SEOUL: While the UN Security Council prepares to discuss its limited options in response to Friday’s failed rocket launch, the repercussions inside North Korea should prove far more illuminating.

Having given several weeks’ notice of the conspicuous tribute to its founder — and, according to the US, a cover for a ballistic missile test — North Korea is expected to act with similar bombast to repair any damage to the prestige of its new leader, Kim Jong-un.

Despite having already overseen a doomed long-range launch in 2009, North Korea ploughed an estimated US$850m into a mission heralded as marking the centenary of Kim Il-Sung’s birth this weekend.

The launch was also the first real challenge of Jong-un’s fledgling leadership, and ended in very public ignominy on the day he was appointed first chairman of the powerful national defence commission.

Speculation is mounting that the North will attempt to claw back some of its credibility with a third nuclear test. Recent satellite images from the site used for previous nuclear tests in 2006 and 2009 suggested plans for another underground explosion were already in place before the Unha-3 rocket broke apart and splashed into the Yellow Sea on Friday morning.

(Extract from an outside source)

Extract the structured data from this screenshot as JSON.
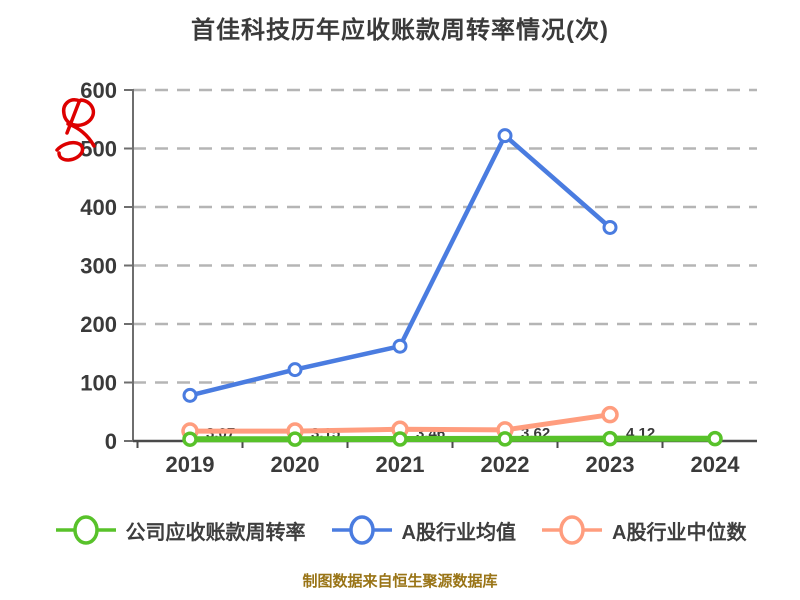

“One possibility is that North Korea will prepare for another missile launch; another is a nuclear test,” said Shin Jong-dae, a professor at the University of North Korean Studies in Seoul.

“Both are related to the military, so offer the regime the best means of recovering from their embarrassment. There is also the possibility that they will do something provocative in the Yellow Sea. Whatever happens, it will involve the military.”While missile and nuclear tests are default settings whenever the regime craves the world’s attention, some analysts were surprised it publicly acknowledged the rocket failed to enter orbit — the first time it has conceded failure since the disastrous currency revaluation in late 2009.

“It could be indication of subtle change in the North Korean leadership in how they handle these things, something that may be different from the past,” Baek Seung-joo of the Korea Institute of Defense Analyses told Reuters.

“It would have been unthinkable for them to admit this kind of failure in the past, something that could be seen as an international humiliation. The decision to have come out with the admission had to come from Kim Jong-un.”

That mea culpa could be accompanied by repercussions for those deemed responsible for the botched launch: the party official blamed for the currency revaluation, Pak Nam-gi, was reportedly executed.

“We can assume that some kind of action will be taken against the people most closely involved in the failed rocket launch as a way of weakening the sense of embarrassment,” Prof Shin said.

He does not believe, however, that this debacle alone will be enough to destabilise Kim Jong-un. “I don’t think it will have a negative impact on him — that much is clear from the decision to allow state TV to announce that the launch had failed.”

Officials in South Korea agree the North is likely to stage some form of military provocation. “The possibility of an additional long-range rocket launch or a nuclear test, as well as a military provocation to strengthen internal solidarity is very high,” a defence ministry official told a parliamentary hearing in Seoul on Friday.

Kim Yun-tae, secretary general of the network for North Korean democracy and human rights in Seoul, said he expected the gesture to eclipse a rocket launch in terms of impact. “The North Koreans did a deal on food aid in February, then launched a rocket, so it will be very difficult for them to engage now the world can see they have broken their word.

“The North Korean leadership needs to save face. The only option it has now is to do something militarily, since the military is by far the most organised part of North Korean society. It will involve something more spectacular than a rocket launch. It could mean bombing somewhere, as they did with Yeonpyeong island in 2010, or perhaps stepping up military manouevres near the demilitarised zone [the fortified border separating North and South Korea].

“I can’t say exactly what it will be, but it will be a grand gesture designed to capture the world’s attention.”

In the meantime, hundreds of thousands are preparing to celebrate the centenary of Kim Il-Sung’s birth in Pyongyang on Sunday.

The Great Leader’s son, Kim Jong-il, who died last December, was to use the occasion to declare North Korea a “strong and prosperous nation”. It will now be left to the third generation of the Kim dynasty to spread the good news, as delusional as grinding poverty and malnutrition, not to mention the rocket fisaco, would make that sound.